Grad season is a joyous time, but drunk driving threat also increases

With high school grad season in full swing, a warning against drunk driving

Hundreds of high school seniors in caps and gowns marched into Aloha Stadium on Friday night to mark their graduation from Radford High School.

Radford was one of 18 public high schools that held commencement ceremonies around the state Friday. Another 20 are scheduled for Saturday, with four more on Sunday.

That makes for a lot of proud parents.

"We're just very proud and very glad that she's made it through to tonight," said Brian Grenier, whose daughter, Sarah, was among the graduates

But with graduations come grad parties.
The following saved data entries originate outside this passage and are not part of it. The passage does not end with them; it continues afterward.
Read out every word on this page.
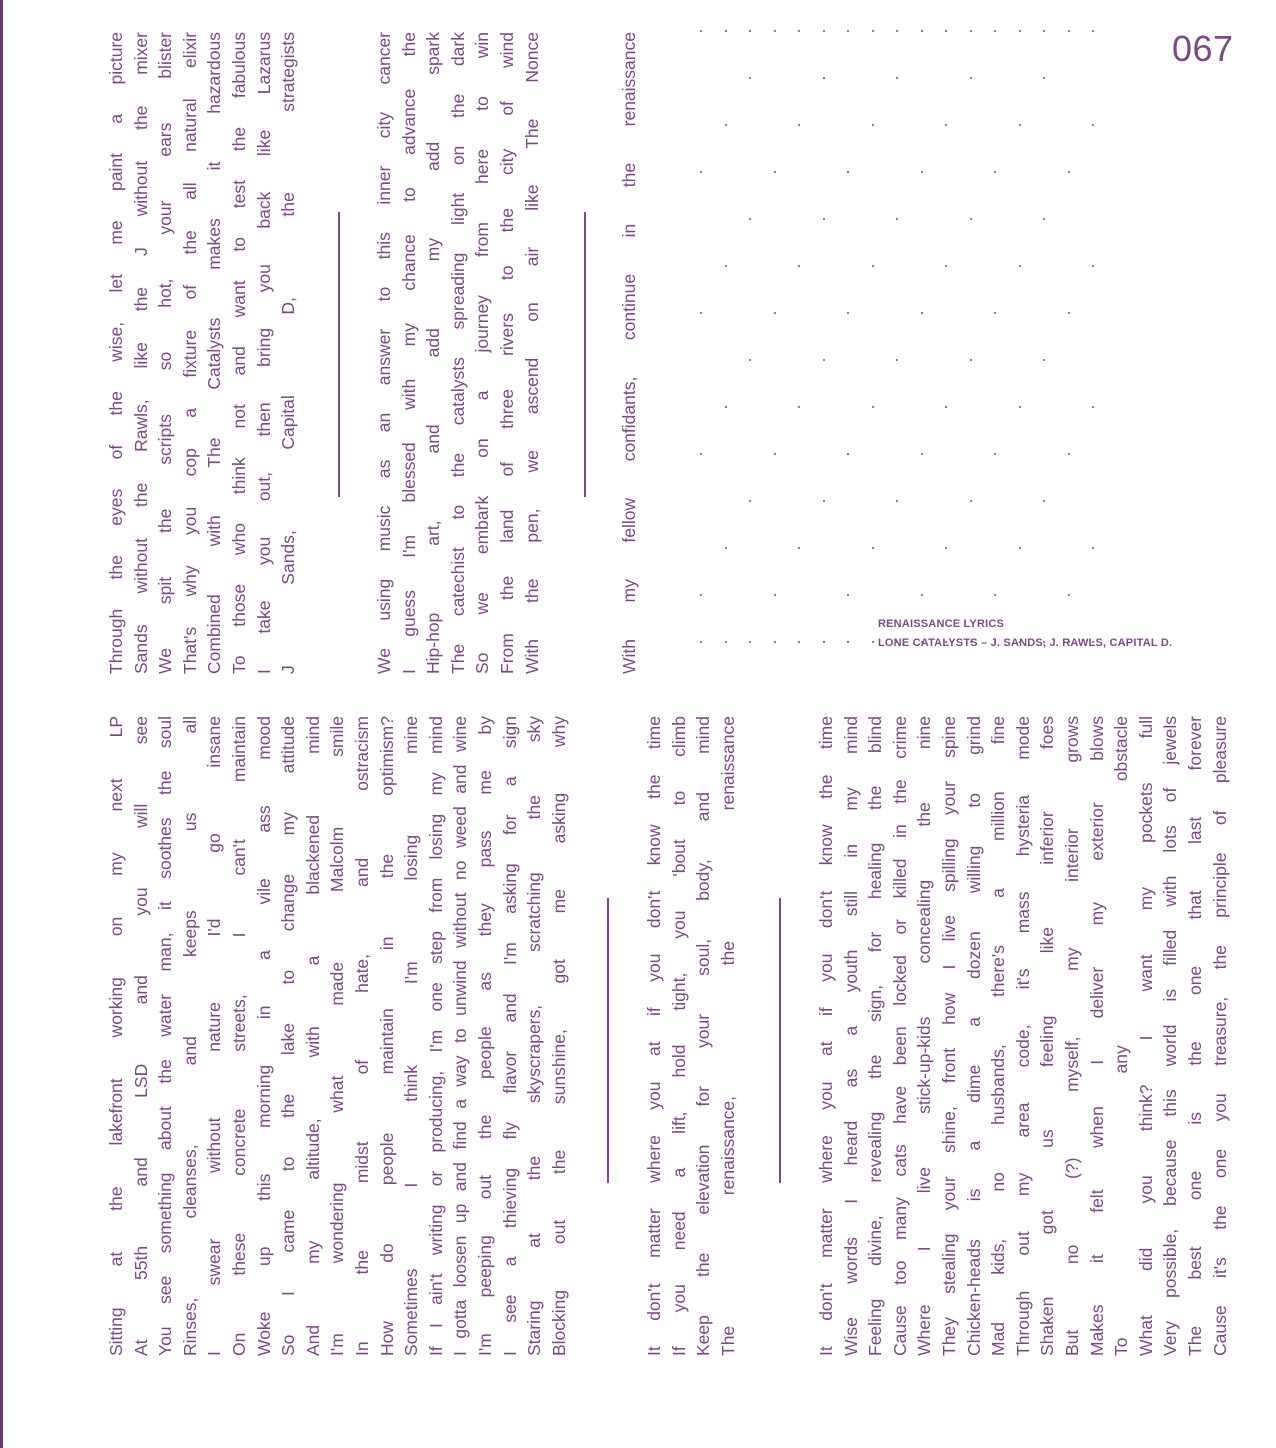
067
Through the eyes of the wise, let me paint a picture Sands without the Rawls, like the J without the mixer We spit the scripts so hot, your ears blister That's why you cop a fixture of the all natural elixir Combined with The Catalysts makes it hazardous To those who think not and want to test the fabulous I take you out, then bring you back like Lazarus J Sands, Capital D, the strategists	We using music as an answer to this inner city cancer I guess I'm blessed with my chance to advance the Hip-hop art, and add my add spark The catechist to the catalysts spreading light on the dark So we embark on a journey from here to win From the land of three rivers to the city of wind With the pen, we ascend on air like The Nonce	With my fellow confidants, continue in the renaissance	RENAISSANCE LYRICS
LONE CATALYSTS – J. SANDS, J. RAWLS, CAPITAL D.
Sitting at the lakefront working on my next LP At 55th and LSD and you will see You see something about the water man, it soothes the soul Rinses, cleanses, and keeps us all I swear without nature I'd go insane On these concrete streets, I can't maintain Woke up this morning in a vile ass mood So I came to the lake to change my attitude And my altitude, with a blackened mind I'm wondering what made Malcolm smile In the midst of hate, and ostracism How do people maintain in the optimism? Sometimes I think I'm losing mine If I ain't writing or producing, I'm one step from losing my mind I gotta loosen up and find a way to unwind without no weed and wine I'm peeping out the people as they pass me by I see a thieving fly flavor and I'm asking for a sign Staring at the skyscrapers, scratching the sky Blocking out the sunshine, got me asking why	It don't matter where you at if you don't know the time If you need a lift, hold tight, you 'bout to climb Keep the elevation for your soul, body, and mind The renaissance, the renaissance	It don't matter where you at if you don't know the time Wise words I heard as a youth still in my mind Feeling divine, revealing the sign, for healing the blind Cause too many cats have been locked or killed in the crime Where I live stick-up-kids concealing the nine They stealing your shine, front how I live spilling your spine Chicken-heads is a dime a dozen willing to grind Mad kids, no husbands, there's a million fine Through out my area code, it's mass hysteria mode Shaken got us feeling like inferior foes But no (?) myself, my interior grows Makes it felt when I deliver my exterior blows To any obstacle What did you think? I want my pockets full Very possible, because this world is filled with lots of jewels The best one is the one that last forever Cause it's the one you treasure, the principle of pleasure
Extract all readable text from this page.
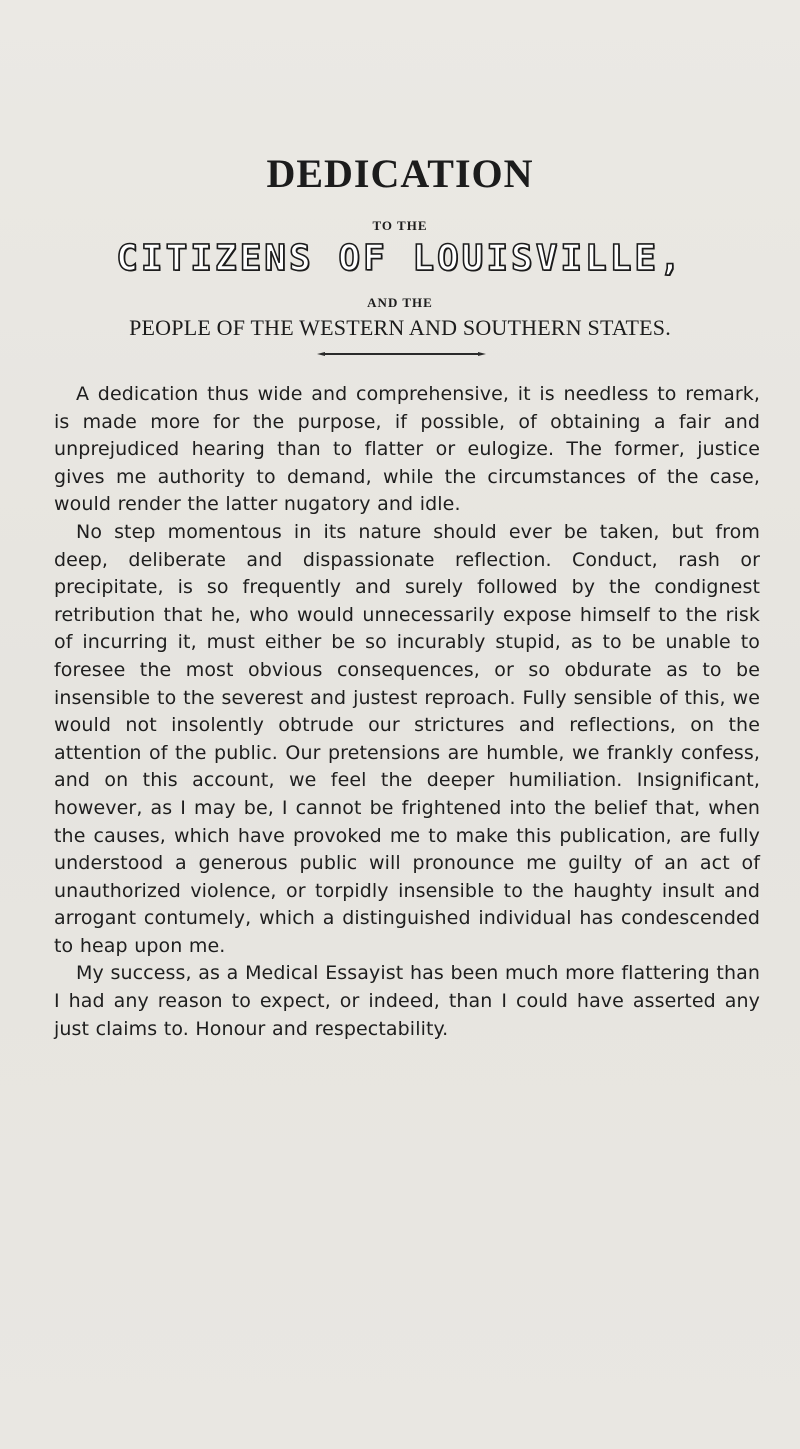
DEDICATION
TO THE
CITIZENS OF LOUISVILLE,
AND THE
PEOPLE OF THE WESTERN AND SOUTHERN STATES.

A dedication thus wide and comprehensive, it is needless to remark, is made more for the purpose, if possible, of obtaining a fair and unprejudiced hearing than to flatter or eulogize. The former, justice gives me authority to demand, while the circumstances of the case, would render the latter nugatory and idle.

No step momentous in its nature should ever be taken, but from deep, deliberate and dispassionate reflection. Conduct, rash or precipitate, is so frequently and surely followed by the condignest retribution that he, who would unnecessarily expose himself to the risk of incurring it, must either be so incurably stupid, as to be unable to foresee the most obvious consequences, or so obdurate as to be insensible to the severest and justest reproach. Fully sensible of this, we would not insolently obtrude our strictures and reflections, on the attention of the public. Our pretensions are humble, we frankly confess, and on this account, we feel the deeper humiliation. Insignificant, however, as I may be, I cannot be frightened into the belief that, when the causes, which have provoked me to make this publication, are fully understood a generous public will pronounce me guilty of an act of unauthorized violence, or torpidly insensible to the haughty insult and arrogant contumely, which a distinguished individual has condescended to heap upon me.

My success, as a Medical Essayist has been much more flattering than I had any reason to expect, or indeed, than I could have asserted any just claims to. Honour and respectability.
And grad parties could mean drinking.

Mothers Against Drunk Driving says car crashes in general are the leading cause of death for teenagers, and Hawaii as the highest rate in the nation of drunk drviving.

For several years, schools and parents have taken actions to make sure that new grads are safe, such as having overnight alcohol-free parties.

Radford High doesn't have such a party, but parents are still prepared.

"We have family visiting, so we're just going to go to dinner afterward and stay together as a family," Kate Pigott, who watched her daughter Anna get her diploma Friday night.

Lisa Grenier also said her family would be celebrating her daughter's graduation together Friday night.

"She does have a few other graduation parties that she will be attending this weekend, and she will be going with her sisters, who are the designated drivers, and to make sure everything stays in line," she said.

Arkie Koehl, of the MADD Hawaii public policy committee, said preventing impaired driving is key.

If a grad is confronted with the possibility of getting into a vehicle driven by someone who's been drinking, "Call your parents. Call a friend. Take public transportation. Use your Uber app. Anything but getting in a car where there's drinking going on."